Cet article est paru dans le numéro spécial «La ville en bois - Immeubles résidentiels en bois, financement durable». Vous trouverez d'autres articles sur la construction en bois dans notre dossier numérique.
Un air de Tokyo-Paris
Une pression qui n’a pas empêché les architectes d’apporter des touches d’élégance, notamment avec des poignées en bois laqué noir aux éléments de cuisine, qui évoquent les travaux d’Eileen Gray – selon une technique que l’architecte et designer avait apprise au Japon. Bien qu’on soit en périphérie de Baden, les références à l’habitat asiatique s’affichent aussi en façade. Comparées au bâti en bois traditionnel, les fenêtres sont légèrement surdimensionnées par des allèges abaissées, avec certains battants pouvant être basculés et d’autres tournés. Les cadres de fenêtres, les volets et les entrées se signalent en rouge sur le bois mat pré-grisé des façades, allégées par une délicate modénature.

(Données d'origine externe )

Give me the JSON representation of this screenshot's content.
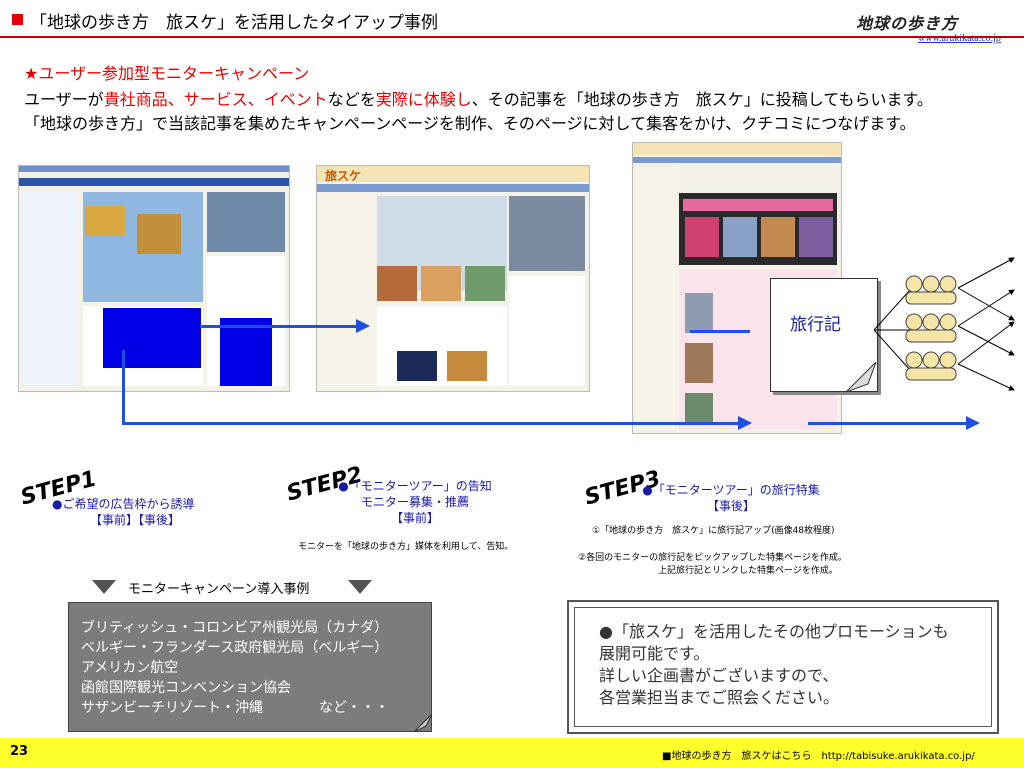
{
  "header": {
    "title": "「地球の歩き方　旅スケ」を活用したタイアップ事例",
    "logo": "地球の歩き方",
    "url": "www.arukikata.co.jp"
  },
  "campaign": {
    "title": "★ユーザー参加型モニターキャンペーン",
    "desc1_a": "ユーザーが",
    "desc1_red1": "貴社商品、サービス、イベント",
    "desc1_b": "などを",
    "desc1_red2": "実際に体験し",
    "desc1_c": "、その記事を「地球の歩き方　旅スケ」に投稿してもらいます。",
    "desc2": "「地球の歩き方」で当該記事を集めたキャンペーンページを制作、そのページに対して集客をかけ、クチコミにつなげます。"
  },
  "steps": {
    "step1": {
      "label": "STEP1",
      "line1": "●ご希望の広告枠から誘導",
      "line2": "【事前】【事後】"
    },
    "step2": {
      "label": "STEP2",
      "line1": "●「モニターツアー」の告知",
      "line2": "モニター募集・推薦",
      "line3": "【事前】",
      "note": "モニターを「地球の歩き方」媒体を利用して、告知。"
    },
    "step3": {
      "label": "STEP3",
      "line1": "●「モニターツアー」の旅行特集",
      "line2": "【事後】",
      "note1": "①「地球の歩き方　旅スケ」に旅行記アップ(画像48枚程度)",
      "note2": "②各回のモニターの旅行記をピックアップした特集ページを作成。",
      "note3": "上記旅行記とリンクした特集ページを作成。"
    }
  },
  "travelog_label": "旅行記",
  "screenshot_logo": "旅スケ",
  "intro_label": "モニターキャンペーン導入事例",
  "cases": [
    "ブリティッシュ・コロンビア州観光局（カナダ）",
    "ベルギー・フランダース政府観光局（ベルギー）",
    "アメリカン航空",
    "函館国際観光コンベンション協会",
    "サザンビーチリゾート・沖縄　　　　など・・・"
  ],
  "promo": [
    "●「旅スケ」を活用したその他プロモーションも",
    "展開可能です。",
    "詳しい企画書がございますので、",
    "各営業担当までご照会ください。"
  ],
  "footer": {
    "page_number": "23",
    "link": "■地球の歩き方　旅スケはこちら　http://tabisuke.arukikata.co.jp/"
  },
  "colors": {
    "accent_red": "#e60000",
    "arrow_blue": "#1f4fe0",
    "footer_yellow": "#ffff2b"
  }
}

Lire également: «Surélever en légèreté à la rue Wendt, Genève, Lacroix Chessex»
En pignon, le décor change: la silhouette de la toiture y épouse une sorte de mansarde pentue en tôle finement pliée comme les chambres de bonne parisiennes. La gouttière sépare le pignon des étages et articule aussi les derniers demi-niveaux à l’intérieur. Délicatesse et légèreté soulignent l’ensemble du bâti et fondent les références en un tout.
Bois dans béton
Le sous-sol ainsi que les murs de séparation entre les logements sont en béton. Pour ces derniers, il s’agit de plaques de 9 m de haut munies de consoles sur lesquelles reposent les planchers en bois. Comme l’explique Christian Inderbitzin, «nous avons inversé l’assemblage parois/dalles, puisque la dalle s’appuie normalement sur une paroi avant de recevoir la paroi suivante». Chaque unité totalise une surface de 130 m2 incluant cinq pièces et une cave. Dans les étages, chaque demi-volée d’escalier donne accès à une pièce et aux trois espaces sanitaires répartis dans le volume. La compensation en hauteur des décalages crée une cuisine cathédrale et une mansarde.

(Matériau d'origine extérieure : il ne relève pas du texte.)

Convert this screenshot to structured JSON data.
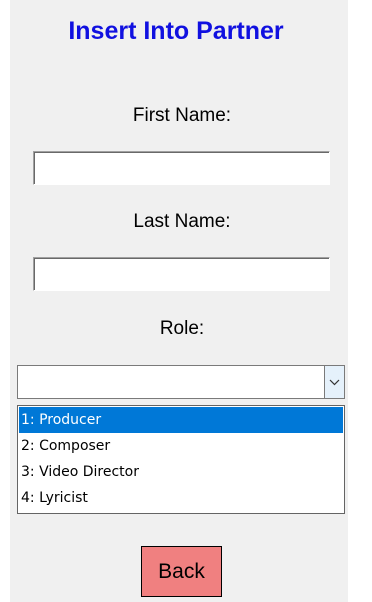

Comme souvent dans la construction en bois, les conduites sont à la verticale sans embranchements horizontaux. Bien que la séparation des systèmes et entre matériaux ne figurait pas au cahier des charges de la coopérative, toutes les conduites sur le bois et le béton sont apparentes et les radiateurs sont directement posés contre les parois.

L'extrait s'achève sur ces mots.